For its part, Sporty & Rich has carved out a strong, limited-edition collaboration strategy. That’s included two collabs so far with Adidas, as well as one with the ritzy Hotel du Cap-Eden-Roc — where Sofia Richie Grainge was married — and one with Lacoste, to name a few. Meanwhile, Vuori can count Gwyneth Paltrow, Jake Gyllenhaal and Vanessa Hudgens as fans. Paltrow once raved on her Instagram Stories that she was “obsessed” with the brand’s leggings. In addition, Vuori operates an influencer program for “motivated athletes and fitness enthusiasts” who receive perks including 40% off apparel purchases and exclusive shopping opportunities. Ambassadors are asked to use the hashtag #TheRiseTheShine, #V1Discount and tag @VuoriClothing, though Vuori does not have universal expectations for posting frequency, according to the brand.
But as Vuori looks to the future of scaling its business, Kudla insists that the strategy lies in performance-backed fabrics. Vuori’s travel assortment, which features fabrics from the lounge and fitness products, is selling “very well,” said Kudla. He said Vuori looks at product innovation through a fabric- or textile-first lens. Meanwhile, the design ethos is effortless and sophisticated but never overdesigned, he said. The brand’s newest fabric, BlissBlend, launched in August and can stretch 200% more than traditional Spandex, Lycra or Elastane without losing its hold, according to the brand. Kudla said that, besides versatility, Vuori wants to own and be known for its innovative and soft fabrics.

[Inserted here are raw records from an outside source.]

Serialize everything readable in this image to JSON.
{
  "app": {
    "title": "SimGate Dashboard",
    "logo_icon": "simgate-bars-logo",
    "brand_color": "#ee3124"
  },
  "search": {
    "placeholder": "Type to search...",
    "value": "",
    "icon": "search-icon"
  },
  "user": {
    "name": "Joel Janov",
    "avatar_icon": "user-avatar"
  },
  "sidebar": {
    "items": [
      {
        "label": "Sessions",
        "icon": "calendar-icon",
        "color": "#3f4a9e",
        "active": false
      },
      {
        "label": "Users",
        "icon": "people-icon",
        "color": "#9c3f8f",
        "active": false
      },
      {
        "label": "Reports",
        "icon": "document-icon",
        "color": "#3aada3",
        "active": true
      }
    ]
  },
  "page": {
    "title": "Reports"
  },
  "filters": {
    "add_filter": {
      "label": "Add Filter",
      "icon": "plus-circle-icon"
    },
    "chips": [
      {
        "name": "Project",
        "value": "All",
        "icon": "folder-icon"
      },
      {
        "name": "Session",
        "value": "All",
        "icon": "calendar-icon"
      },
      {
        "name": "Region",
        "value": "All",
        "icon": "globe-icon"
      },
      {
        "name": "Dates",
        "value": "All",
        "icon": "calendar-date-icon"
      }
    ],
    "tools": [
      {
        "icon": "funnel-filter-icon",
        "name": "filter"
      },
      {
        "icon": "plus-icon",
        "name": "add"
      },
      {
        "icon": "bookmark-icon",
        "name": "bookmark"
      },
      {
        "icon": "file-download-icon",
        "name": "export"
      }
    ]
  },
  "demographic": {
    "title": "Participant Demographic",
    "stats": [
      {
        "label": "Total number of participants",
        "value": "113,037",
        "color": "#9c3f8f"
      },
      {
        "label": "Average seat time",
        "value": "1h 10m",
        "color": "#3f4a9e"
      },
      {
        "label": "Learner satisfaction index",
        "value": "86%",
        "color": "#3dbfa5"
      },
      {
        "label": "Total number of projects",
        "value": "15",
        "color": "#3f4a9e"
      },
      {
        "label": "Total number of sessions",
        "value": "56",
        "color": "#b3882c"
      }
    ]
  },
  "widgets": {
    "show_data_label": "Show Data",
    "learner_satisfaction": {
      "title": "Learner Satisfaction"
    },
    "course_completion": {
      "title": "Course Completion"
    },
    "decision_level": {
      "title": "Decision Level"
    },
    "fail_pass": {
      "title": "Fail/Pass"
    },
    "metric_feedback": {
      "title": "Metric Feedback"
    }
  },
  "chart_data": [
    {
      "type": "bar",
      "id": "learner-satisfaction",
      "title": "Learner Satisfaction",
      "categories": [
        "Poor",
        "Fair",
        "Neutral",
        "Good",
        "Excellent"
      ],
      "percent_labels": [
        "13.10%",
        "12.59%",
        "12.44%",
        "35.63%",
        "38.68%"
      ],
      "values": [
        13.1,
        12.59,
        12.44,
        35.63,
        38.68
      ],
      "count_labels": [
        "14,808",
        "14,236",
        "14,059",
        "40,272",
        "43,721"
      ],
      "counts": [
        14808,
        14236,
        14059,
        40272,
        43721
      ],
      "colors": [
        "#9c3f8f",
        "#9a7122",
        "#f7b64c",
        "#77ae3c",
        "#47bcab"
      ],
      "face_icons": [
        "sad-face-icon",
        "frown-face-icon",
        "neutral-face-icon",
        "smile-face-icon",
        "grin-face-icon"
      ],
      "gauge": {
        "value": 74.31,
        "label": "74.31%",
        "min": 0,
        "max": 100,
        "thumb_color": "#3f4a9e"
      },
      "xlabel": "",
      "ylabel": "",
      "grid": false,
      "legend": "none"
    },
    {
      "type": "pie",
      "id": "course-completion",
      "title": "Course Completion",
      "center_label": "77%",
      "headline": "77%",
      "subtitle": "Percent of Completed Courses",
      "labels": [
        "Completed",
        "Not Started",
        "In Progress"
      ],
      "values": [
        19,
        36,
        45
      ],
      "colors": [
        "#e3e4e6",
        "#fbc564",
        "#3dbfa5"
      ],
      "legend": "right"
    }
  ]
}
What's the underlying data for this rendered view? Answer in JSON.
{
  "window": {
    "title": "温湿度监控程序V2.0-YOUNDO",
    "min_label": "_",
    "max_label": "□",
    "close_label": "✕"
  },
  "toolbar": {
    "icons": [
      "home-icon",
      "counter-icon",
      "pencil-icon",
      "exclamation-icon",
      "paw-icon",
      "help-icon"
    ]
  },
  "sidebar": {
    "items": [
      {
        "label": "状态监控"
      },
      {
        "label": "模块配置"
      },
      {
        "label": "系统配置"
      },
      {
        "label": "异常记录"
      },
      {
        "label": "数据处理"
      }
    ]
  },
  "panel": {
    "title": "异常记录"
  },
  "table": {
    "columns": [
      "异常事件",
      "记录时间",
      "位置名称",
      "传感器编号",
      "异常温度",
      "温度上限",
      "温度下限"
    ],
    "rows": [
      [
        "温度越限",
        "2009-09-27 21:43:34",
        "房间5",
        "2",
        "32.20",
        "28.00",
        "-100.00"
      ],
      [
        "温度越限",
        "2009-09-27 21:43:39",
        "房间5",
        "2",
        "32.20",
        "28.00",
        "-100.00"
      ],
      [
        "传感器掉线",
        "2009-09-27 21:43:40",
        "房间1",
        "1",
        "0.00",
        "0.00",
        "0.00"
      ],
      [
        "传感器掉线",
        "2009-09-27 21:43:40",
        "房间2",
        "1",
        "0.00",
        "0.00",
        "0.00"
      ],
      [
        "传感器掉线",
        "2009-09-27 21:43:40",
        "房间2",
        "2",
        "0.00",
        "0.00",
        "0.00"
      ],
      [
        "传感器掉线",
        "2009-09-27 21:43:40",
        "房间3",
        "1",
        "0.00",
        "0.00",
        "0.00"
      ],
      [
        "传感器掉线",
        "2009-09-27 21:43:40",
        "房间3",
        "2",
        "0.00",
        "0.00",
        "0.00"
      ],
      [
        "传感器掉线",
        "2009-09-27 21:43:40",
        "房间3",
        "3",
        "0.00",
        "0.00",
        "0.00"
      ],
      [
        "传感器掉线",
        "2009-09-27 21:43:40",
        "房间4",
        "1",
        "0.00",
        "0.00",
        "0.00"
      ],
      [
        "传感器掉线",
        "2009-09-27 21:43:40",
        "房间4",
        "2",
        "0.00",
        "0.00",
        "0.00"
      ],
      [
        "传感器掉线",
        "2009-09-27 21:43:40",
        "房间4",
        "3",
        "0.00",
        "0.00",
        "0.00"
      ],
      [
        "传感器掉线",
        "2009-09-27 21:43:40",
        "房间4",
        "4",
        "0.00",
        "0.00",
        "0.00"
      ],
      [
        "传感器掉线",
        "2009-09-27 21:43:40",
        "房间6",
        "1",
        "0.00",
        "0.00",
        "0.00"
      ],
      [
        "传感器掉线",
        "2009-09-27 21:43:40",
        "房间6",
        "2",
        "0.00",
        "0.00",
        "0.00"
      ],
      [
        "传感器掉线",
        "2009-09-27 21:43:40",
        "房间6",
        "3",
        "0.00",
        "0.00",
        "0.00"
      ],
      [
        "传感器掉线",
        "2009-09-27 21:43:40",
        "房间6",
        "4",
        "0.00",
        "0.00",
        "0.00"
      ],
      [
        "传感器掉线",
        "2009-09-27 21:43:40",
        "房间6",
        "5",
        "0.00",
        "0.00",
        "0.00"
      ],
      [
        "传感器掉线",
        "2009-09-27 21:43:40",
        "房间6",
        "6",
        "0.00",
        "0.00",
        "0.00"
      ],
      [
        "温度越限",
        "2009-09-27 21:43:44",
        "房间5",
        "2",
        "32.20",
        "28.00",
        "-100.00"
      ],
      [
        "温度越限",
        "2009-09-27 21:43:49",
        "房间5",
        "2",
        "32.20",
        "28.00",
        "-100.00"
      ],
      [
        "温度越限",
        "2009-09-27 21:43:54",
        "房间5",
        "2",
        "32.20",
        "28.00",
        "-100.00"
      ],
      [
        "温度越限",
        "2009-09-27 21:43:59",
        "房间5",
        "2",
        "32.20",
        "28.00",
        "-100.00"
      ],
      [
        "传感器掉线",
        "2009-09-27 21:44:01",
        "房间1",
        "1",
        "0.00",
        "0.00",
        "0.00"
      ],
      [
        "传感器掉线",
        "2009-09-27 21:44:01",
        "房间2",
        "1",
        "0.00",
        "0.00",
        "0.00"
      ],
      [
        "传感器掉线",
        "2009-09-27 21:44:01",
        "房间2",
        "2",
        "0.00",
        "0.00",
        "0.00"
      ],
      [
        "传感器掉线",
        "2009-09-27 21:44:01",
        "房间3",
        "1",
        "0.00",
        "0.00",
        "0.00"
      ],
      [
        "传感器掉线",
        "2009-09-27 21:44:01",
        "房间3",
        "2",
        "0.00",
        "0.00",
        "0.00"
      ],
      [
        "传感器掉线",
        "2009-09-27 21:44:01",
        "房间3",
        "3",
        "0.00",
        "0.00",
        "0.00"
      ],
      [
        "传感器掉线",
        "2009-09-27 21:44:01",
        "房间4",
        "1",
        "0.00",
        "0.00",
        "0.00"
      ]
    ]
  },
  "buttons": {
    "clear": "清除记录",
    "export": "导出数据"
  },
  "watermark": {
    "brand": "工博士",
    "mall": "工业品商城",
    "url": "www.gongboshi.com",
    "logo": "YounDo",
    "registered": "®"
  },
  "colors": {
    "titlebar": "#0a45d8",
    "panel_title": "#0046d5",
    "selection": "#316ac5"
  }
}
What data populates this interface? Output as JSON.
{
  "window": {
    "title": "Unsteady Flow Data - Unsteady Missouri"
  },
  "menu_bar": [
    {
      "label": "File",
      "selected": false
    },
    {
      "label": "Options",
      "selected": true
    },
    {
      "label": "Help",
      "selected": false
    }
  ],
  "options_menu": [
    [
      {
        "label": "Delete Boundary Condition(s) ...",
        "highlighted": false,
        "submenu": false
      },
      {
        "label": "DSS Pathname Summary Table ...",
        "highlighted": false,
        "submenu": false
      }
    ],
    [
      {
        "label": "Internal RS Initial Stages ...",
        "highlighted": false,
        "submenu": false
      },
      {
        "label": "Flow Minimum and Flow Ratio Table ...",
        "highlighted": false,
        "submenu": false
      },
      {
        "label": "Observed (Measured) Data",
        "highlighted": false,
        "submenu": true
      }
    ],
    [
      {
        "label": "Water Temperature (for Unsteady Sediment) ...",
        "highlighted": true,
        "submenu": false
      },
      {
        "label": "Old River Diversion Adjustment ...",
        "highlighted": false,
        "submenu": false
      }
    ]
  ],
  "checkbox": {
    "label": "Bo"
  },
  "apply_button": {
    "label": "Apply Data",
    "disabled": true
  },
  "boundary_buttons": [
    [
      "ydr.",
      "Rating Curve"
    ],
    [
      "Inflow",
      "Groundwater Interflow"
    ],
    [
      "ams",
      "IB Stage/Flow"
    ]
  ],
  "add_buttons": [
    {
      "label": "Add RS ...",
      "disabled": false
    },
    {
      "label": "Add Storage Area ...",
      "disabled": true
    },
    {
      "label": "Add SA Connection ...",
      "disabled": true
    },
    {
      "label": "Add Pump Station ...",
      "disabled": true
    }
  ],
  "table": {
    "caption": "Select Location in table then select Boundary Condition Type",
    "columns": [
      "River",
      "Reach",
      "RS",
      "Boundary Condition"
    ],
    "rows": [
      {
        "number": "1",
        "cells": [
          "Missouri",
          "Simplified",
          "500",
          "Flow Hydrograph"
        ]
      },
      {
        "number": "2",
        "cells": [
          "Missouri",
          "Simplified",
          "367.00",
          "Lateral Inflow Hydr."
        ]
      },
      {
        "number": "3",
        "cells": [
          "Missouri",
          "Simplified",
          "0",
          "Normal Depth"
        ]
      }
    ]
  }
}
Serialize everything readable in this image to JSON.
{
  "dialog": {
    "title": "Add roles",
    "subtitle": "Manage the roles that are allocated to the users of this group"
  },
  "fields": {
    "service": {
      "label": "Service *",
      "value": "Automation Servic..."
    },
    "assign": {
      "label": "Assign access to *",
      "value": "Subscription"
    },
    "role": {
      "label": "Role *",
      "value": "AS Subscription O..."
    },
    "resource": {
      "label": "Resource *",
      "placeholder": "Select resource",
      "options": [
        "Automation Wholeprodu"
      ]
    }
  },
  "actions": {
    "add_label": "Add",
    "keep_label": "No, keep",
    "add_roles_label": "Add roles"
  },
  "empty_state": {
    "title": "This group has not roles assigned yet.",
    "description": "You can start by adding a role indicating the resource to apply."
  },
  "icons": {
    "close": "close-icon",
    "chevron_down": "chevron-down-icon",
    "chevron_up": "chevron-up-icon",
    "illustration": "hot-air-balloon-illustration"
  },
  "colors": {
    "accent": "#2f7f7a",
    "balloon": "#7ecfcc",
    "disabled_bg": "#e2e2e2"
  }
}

Kudla said anecdotally that Vuori has “a small fraction” of the awareness of competitors like Nike and Lululemon. According to the professional organization Footwear Distributors & Retailers of America, Nike has approximately 33% of the sports apparel market share, while Under Armour accounts for 14% and Adidas has 6%. To that end, to expand its reach, Vuori is directing its attention outside of the gym space by working on outerwear and outdoor clothing, swimwear and surf products. In 2018, Vuori launched women’s clothing, which now represents 50% of brand sales.
In addition to investing in physical retail, Vuori is beefing up its business infrastructure. Vuori began using a new enterprise resource planning software system in 2023 and is now building a 175,000-square-foot headquarters campus in Carlsbad, Calif., which is set to open in the first quarter of 2024. Additionally, the brand is hiring 200 employees for corporate roles, though Kudla declined to specify roles or teams. Vuori currently has over 2,000 full-time employees, including retail, fulfillment centers and corporate positions.
“Many people question how big this category can get, both for men’s and women’s,” said Kudla. “I don’t necessarily believe the reason for our successes is coming at the detriment of other brands. You see some of our peers grow tremendously [even during] our phase of our rapid acceleration. The reason for that is because there is a very big movement toward living an active, healthy lifestyle in our country and beyond; it’s a global movement.”